Wer in Deutschland die letzten Merkel-Jahre bewusst erlebt hat, wer sich in anderem Zusammenhang womöglich an prominente Worte direkt aus dem Kabinett Merkel erinnert, beispielsweise als Bundesinnenminister Horst Seehofer von einer „Heerschaft des Unrechts“ sprach und damit Richtung Merkel zielte, der neigt nicht zu einem scharfkantigem Schwarz-Weiß-Denken.

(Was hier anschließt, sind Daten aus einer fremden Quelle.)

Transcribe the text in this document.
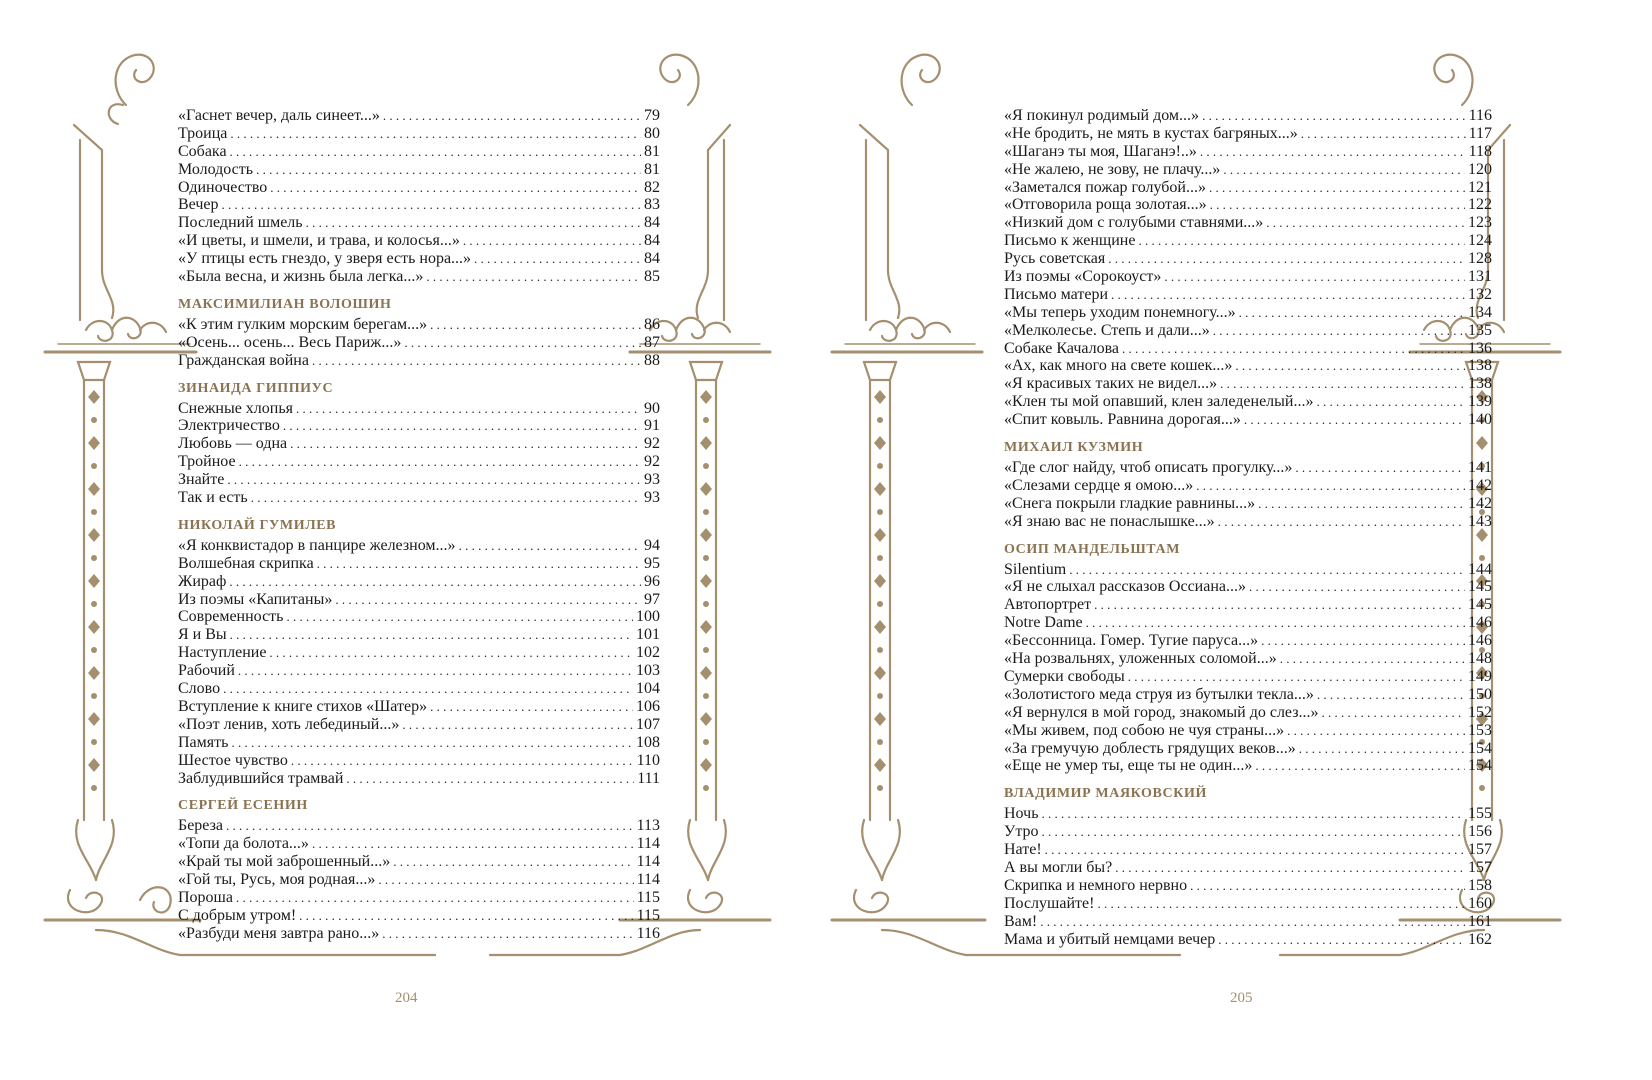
«Гаснет вечер, даль синеет...» . . .	79
Троица . . .	80
Собака . . .	81
Молодость . . .	81
Одиночество . . .	82
Вечер . . .	83
Последний шмель . . .	84
«И цветы, и шмели, и трава, и колосья...» . . .	84
«У птицы есть гнездо, у зверя есть нора...» . . .	84
«Была весна, и жизнь была легка...» . . .	85
МАКСИМИЛИАН ВОЛОШИН
«К этим гулким морским берегам...» . . .	86
«Осень... осень... Весь Париж...» . . .	87
Гражданская война . . .	88
ЗИНАИДА ГИППИУС
Снежные хлопья . . .	90
Электричество . . .	91
Любовь — одна . . .	92
Тройное . . .	92
Знайте . . .	93
Так и есть . . .	93
НИКОЛАЙ ГУМИЛЕВ
«Я конквистадор в панцире железном...» . . .	94
Волшебная скрипка . . .	95
Жираф . . .	96
Из поэмы «Капитаны» . . .	97
Современность . . .	100
Я и Вы . . .	101
Наступление . . .	102
Рабочий . . .	103
Слово . . .	104
Вступление к книге стихов «Шатер» . . .	106
«Поэт ленив, хоть лебединый...» . . .	107
Память . . .	108
Шестое чувство . . .	110
Заблудившийся трамвай . . .	111
СЕРГЕЙ ЕСЕНИН
Береза . . .	113
«Топи да болота...» . . .	114
«Край ты мой заброшенный...» . . .	114
«Гой ты, Русь, моя родная...» . . .	114
Пороша . . .	115
С добрым утром! . . .	115
«Разбуди меня завтра рано...» . . .	116
204
«Я покинул родимый дом...» . . .	116
«Не бродить, не мять в кустах багряных...» . . .	117
«Шаганэ ты моя, Шаганэ!..» . . .	118
«Не жалею, не зову, не плачу...» . . .	120
«Заметался пожар голубой...» . . .	121
«Отговорила роща золотая...» . . .	122
«Низкий дом с голубыми ставнями...» . . .	123
Письмо к женщине . . .	124
Русь советская . . .	128
Из поэмы «Сорокоуст» . . .	131
Письмо матери . . .	132
«Мы теперь уходим понемногу...» . . .	134
«Мелколесье. Степь и дали...» . . .	135
Собаке Качалова . . .	136
«Ах, как много на свете кошек...» . . .	138
«Я красивых таких не видел...» . . .	138
«Клен ты мой опавший, клен заледенелый...» . . .	139
«Спит ковыль. Равнина дорогая...» . . .	140
МИХАИЛ КУЗМИН
«Где слог найду, чтоб описать прогулку...» . . .	141
«Слезами сердце я омою...» . . .	142
«Снега покрыли гладкие равнины...» . . .	142
«Я знаю вас не понаслышке...» . . .	143
ОСИП МАНДЕЛЬШТАМ
Silentium . . .	144
«Я не слыхал рассказов Оссиана...» . . .	145
Автопортрет . . .	145
Notre Dame . . .	146
«Бессонница. Гомер. Тугие паруса...» . . .	146
«На розвальнях, уложенных соломой...» . . .	148
Сумерки свободы . . .	149
«Золотистого меда струя из бутылки текла...» . . .	150
«Я вернулся в мой город, знакомый до слез...» . . .	152
«Мы живем, под собою не чуя страны...» . . .	153
«За гремучую доблесть грядущих веков...» . . .	154
«Еще не умер ты, еще ты не один...» . . .	154
ВЛАДИМИР МАЯКОВСКИЙ
Ночь . . .	155
Утро . . .	156
Нате! . . .	157
А вы могли бы? . . .	157
Скрипка и немного нервно . . .	158
Послушайте! . . .	160
Вам! . . .	161
Мама и убитый немцами вечер . . .	162
205
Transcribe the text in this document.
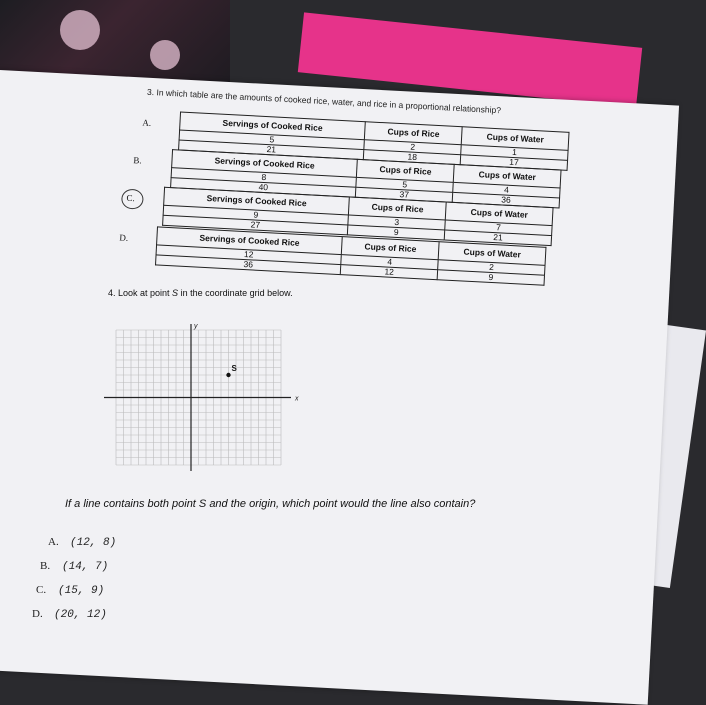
3. In which table are the amounts of cooked rice, water, and rice in a proportional relationship?
A.	Servings of Cooked Rice	Cups of Rice	Cups of Water
5	2	1
21	18	17
B.	Servings of Cooked Rice	Cups of Rice	Cups of Water
8	5	4
40	37	36
C.	Servings of Cooked Rice	Cups of Rice	Cups of Water
9	3	7
27	9	21
D.	Servings of Cooked Rice	Cups of Rice	Cups of Water
12	4	2
36	12	9
4. Look at point S in the coordinate grid below.
x
y
S
If a line contains both point S and the origin, which point would the line also contain?
A. (12, 8)
B. (14, 7)
C. (15, 9)
D. (20, 12)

Zusammengefasst muss man attestieren, dass diese regierungskritische Klientel in der Pandemie ihre Skepsis gegenüber der deutschen Regierung deutlich verstärkt hat. Schon bald nach Einmarsch der Russen in die Ukraine etablierte sich der Begriff des „Putin-Verstehers“ für all jene, die sich nicht sofort daran beteiligten, alles Russische zunächst einmal zu verdammen.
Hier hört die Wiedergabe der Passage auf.